Overall: Try the demo version. Point it at something simple that you really want to turn in to an asp.net application. Build maybe three tables. Then dissect it using the above as a guide. See what YOU think and post back to this question.
I have used it for convenience for a very small project. It did what I wanted and saved me a couple of days work.
The main problem I found was when it came to customising or extending the generated project. You have to spend quite a bit of time trying to understand Ironspeed's way of doing things which, I'll admit, is not my way.
I'd use it again for a small project if I knew in advance I wouldn't have to customise it much after.
If stored procedure generation is all you are after, CodeSmith is a decent option at a fraction of the cost of IronSpeed. There are several sproc templates available, and you can create your own or tweak an existing if that is what you need. You can also gen .Net code to your hearts content with CodeSmith. Tons of business class templates already exist for this.

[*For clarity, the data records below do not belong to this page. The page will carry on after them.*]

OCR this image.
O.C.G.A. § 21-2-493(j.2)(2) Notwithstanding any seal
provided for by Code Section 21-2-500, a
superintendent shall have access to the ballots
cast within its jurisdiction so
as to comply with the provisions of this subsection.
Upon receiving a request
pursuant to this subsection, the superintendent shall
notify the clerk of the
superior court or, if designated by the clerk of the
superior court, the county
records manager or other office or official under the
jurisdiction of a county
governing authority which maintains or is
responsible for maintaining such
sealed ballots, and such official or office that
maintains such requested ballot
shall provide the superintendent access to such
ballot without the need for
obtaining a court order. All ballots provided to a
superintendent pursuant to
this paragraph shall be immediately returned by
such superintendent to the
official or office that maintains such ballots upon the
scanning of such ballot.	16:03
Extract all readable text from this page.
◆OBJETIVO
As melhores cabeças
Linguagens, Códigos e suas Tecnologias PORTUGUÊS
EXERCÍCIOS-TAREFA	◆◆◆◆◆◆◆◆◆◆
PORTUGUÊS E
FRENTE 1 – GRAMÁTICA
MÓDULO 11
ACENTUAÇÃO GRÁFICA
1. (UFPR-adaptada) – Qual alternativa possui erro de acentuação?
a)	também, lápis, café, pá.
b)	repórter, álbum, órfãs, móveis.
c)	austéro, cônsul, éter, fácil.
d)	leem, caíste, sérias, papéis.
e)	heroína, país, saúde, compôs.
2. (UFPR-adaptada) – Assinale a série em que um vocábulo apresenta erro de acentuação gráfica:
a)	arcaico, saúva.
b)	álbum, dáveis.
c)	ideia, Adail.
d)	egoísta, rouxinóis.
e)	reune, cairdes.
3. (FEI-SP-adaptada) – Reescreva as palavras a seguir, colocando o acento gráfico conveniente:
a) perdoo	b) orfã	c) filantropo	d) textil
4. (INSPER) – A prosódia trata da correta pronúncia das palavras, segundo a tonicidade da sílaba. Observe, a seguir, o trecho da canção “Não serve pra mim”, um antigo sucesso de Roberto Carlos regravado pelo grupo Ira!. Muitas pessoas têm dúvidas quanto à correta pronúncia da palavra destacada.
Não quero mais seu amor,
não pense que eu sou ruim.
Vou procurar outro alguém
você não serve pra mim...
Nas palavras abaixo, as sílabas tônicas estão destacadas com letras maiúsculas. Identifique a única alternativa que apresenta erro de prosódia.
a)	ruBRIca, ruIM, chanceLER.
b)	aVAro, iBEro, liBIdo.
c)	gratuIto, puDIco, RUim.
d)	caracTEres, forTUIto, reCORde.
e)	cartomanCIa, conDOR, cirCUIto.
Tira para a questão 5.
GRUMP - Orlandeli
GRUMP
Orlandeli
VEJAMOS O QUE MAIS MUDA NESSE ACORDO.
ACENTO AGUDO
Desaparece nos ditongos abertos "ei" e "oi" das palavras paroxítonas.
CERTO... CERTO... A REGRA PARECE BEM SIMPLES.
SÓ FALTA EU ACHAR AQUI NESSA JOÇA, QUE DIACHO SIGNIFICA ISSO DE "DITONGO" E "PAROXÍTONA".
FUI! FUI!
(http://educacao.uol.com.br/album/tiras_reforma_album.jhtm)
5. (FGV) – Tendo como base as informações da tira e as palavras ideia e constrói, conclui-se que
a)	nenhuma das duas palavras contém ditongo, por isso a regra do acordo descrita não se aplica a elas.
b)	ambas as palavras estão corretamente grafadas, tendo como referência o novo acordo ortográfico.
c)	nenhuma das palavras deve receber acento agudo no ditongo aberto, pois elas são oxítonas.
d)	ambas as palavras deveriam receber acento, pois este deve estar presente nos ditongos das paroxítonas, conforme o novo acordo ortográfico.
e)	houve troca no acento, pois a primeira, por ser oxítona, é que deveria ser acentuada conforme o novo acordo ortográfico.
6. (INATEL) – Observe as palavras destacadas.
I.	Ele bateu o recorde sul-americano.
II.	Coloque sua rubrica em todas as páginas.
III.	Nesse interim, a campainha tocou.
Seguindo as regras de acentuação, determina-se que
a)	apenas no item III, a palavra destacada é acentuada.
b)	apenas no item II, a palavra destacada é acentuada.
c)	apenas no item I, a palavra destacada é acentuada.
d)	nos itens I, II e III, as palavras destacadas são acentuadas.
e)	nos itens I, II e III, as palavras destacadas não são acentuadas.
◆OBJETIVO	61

IronSpeed's value is not in the sproc generation, but in the RAD features. I agree with #Galwegian... IronSpeed is OK for mock ups or very simple apps, not so good at all if you need to do any customization.
You may want to check out Evolutility CRUD framework. It provides some of the same features (limited to CRUD) and is open source.
IronSpeed has been great (out-of-the-box) at helping me develop data-driven corporate Intranet applications. While the code model takes a little getting used to, it is effective at maintaining a nice three-tier app. While the page templates can appear garish compared to 2010's web-design, it gets the job done, when you need function over form.